なぜ私は占い師をやめなかったのか

カトリックでは、占いは明確に禁止されている。

「悪魔と結びつく行為」とされ、罪として扱われる。

だが私は、そのことをまったく知らなかった。

世俗での受洗準備では、占いの禁忌のような細部は深く扱われない。

「現代では気にしなくてよい」と無意識に処理されているのだろう。

だから私は、占い師でありながら修道女を目指していた。

むしろ「修道女にならなければいけない」という強迫観念のような確信だけがあった。

そんな私を、観想修道院が“志願者”として受け入れ、召命の査定に入れてくれた。

これは、一般的な信者には理解しづらいが、修道院にとって重大なステップである。

志願者は修道院と何度も手紙を交わし、霊的生活と生活全体の方向性を確認していく。

その手紙の中で、私は正直に書いた。

「占い師をしています。」

すると数日後、修練長様から烈火のような手紙が届いた。

■ 修練長様からの叱責

そこには、

  • 占いがなぜ悪なのか
  • カテキズムの該当箇所の詳細
  • 霊的危険性への警告
  • 私を世俗の教会には任せておけない理由

が丁寧かつ厳しく書かれていた。

私は震えた。

当時の私は、いわゆる「霊感」を持っていたが、

今の私から見ると、あれは

神経とOS(HPO)が高度に働いた結果“ほとんど”説明できる現象

であった。

しかし“ほとんど”だ。

説明できない境界部分も実際に存在した。

これについても修練長様から厳しい指摘を受けた。

私は「召命を狙い撃ちしよう」としていたので、

評価が下がることに怯えた。

■ 占い師を辞め、カード勧誘の仕事へ

私は潔く、

「タロットも霊感も悪魔の誘惑なのですね!」

と受け取り、翌日に占い師を辞めた。

修道院に入るまでのつなぎとして、百貨店入口のカード勧誘の仕事につき、

すぐに修練長様へ報告した。

すると、修道院は私にこう言った。

「あなたには召命があります。うちへいらっしゃい。」

私は歓喜のうちに修道院へ入った。

■ しかし私を吹き飛ばしたのは「ナルコレプシー」だった

修道生活は、最大瞬間風速で展開した。

ところがその途中で、私は突然ミサ中に立ったまま眠るようになった。

診断はナルコレプシー。

私は修道院から出て、一度療養することになった。

「療養して戻ってきなさい。それだけでいい。

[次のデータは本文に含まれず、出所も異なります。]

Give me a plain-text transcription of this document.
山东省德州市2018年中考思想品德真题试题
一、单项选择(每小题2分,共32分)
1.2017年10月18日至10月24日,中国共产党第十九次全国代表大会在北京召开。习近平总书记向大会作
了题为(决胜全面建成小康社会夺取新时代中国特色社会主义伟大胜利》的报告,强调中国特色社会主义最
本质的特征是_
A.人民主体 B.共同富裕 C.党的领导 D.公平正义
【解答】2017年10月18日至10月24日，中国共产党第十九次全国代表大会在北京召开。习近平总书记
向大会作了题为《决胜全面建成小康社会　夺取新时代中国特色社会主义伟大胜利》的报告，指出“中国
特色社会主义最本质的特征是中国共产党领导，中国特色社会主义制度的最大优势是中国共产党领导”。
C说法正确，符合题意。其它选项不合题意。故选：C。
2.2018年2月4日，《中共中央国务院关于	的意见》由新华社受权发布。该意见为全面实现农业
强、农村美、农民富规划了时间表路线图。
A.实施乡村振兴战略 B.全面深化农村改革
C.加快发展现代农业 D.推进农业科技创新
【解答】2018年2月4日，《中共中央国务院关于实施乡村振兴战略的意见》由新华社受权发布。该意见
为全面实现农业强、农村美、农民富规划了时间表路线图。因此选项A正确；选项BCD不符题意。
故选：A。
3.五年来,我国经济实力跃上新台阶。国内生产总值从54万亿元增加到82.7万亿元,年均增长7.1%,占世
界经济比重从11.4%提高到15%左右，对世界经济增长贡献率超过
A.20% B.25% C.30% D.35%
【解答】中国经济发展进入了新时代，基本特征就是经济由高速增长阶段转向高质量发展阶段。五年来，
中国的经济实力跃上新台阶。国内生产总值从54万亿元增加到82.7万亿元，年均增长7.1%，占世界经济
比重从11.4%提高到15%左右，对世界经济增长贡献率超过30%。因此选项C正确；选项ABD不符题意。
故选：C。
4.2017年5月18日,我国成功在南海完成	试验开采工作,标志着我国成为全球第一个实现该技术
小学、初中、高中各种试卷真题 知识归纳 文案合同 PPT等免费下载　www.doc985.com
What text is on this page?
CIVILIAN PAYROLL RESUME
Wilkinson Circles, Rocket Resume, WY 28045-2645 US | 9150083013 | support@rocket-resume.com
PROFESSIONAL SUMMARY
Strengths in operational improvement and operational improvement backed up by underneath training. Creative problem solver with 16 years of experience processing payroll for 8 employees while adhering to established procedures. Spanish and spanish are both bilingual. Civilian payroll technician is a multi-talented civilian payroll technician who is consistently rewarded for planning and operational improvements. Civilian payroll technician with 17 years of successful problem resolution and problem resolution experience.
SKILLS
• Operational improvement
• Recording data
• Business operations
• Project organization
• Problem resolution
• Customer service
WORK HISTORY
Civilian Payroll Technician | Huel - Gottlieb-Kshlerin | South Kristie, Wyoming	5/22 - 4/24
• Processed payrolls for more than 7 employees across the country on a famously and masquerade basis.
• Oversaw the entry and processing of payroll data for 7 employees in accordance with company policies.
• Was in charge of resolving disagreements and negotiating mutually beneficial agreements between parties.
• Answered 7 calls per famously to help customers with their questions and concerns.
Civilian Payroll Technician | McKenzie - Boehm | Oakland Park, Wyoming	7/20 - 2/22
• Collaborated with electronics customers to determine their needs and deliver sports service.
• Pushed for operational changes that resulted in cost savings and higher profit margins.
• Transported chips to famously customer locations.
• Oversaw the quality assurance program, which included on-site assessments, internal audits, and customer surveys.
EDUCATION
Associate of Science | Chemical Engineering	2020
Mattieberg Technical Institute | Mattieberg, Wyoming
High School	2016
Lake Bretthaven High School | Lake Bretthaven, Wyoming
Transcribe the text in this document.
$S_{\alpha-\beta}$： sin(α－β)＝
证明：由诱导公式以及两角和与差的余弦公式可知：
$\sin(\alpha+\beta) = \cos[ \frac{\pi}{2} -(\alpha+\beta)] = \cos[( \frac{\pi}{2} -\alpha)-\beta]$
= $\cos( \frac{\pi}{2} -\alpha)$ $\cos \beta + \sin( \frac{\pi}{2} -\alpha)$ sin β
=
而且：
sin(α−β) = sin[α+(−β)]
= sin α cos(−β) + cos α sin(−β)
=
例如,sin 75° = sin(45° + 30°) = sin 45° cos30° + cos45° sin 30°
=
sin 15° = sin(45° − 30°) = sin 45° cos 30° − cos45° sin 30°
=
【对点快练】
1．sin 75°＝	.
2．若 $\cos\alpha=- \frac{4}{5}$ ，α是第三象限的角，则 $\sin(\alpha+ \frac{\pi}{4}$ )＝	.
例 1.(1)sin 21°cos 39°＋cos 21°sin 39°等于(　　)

」

そう慰められたが、私は泣きながらすがりついた。

ここにいたい。

この生活のままで生きていたい。

しかし、私は帰るしかなかった。

■ そして私は、再びタロットに出会う

療養の数ヶ月。

ナルコレプシーは治らない。

働かねばならない。

私のような社会不適合者にできる仕事は限られていた。

そうして、私の前に立っていたのはーー

タロットだった。

これしかない。

罪かもしれない。

神への裏切りかもしれない。

悪魔の誘惑かもしれない。

でも私は生きなければいけない。

「神様、お許しください。」

私はタロットを選び、

神にもすがりつくという奇妙な二重生活を始めた。

■ この“二重生活”が、私をHPOへ導いた

この二重生活の中で、

  • 身体感覚
  • 霊感
  • 女性性
  • 女性史

これらがひとつにつながり始めた。

修道院での祈りと沈黙、

ナルコレプシーによる神経変調、

占い師として女性たちの身体の語りを聞き続けた蓄積。

このすべてが統合され、

私は HPO(女性身体OS) というモデルへ辿り着いた。

これは、神学・身体・霊性・歴史・社会を横断する、

私の人生そのものの構造だった。

■ これは、占い師と修道院とHPOの「原点の章」

修道院と占い師。

カトリックと霊感。

祈りと身体のOS。

一見すると矛盾するこれらが、

私という生の中ではひとつの線となっていた。

この章は、HPOと私の原点にある

“もっとも深いエピソード” のひとつである。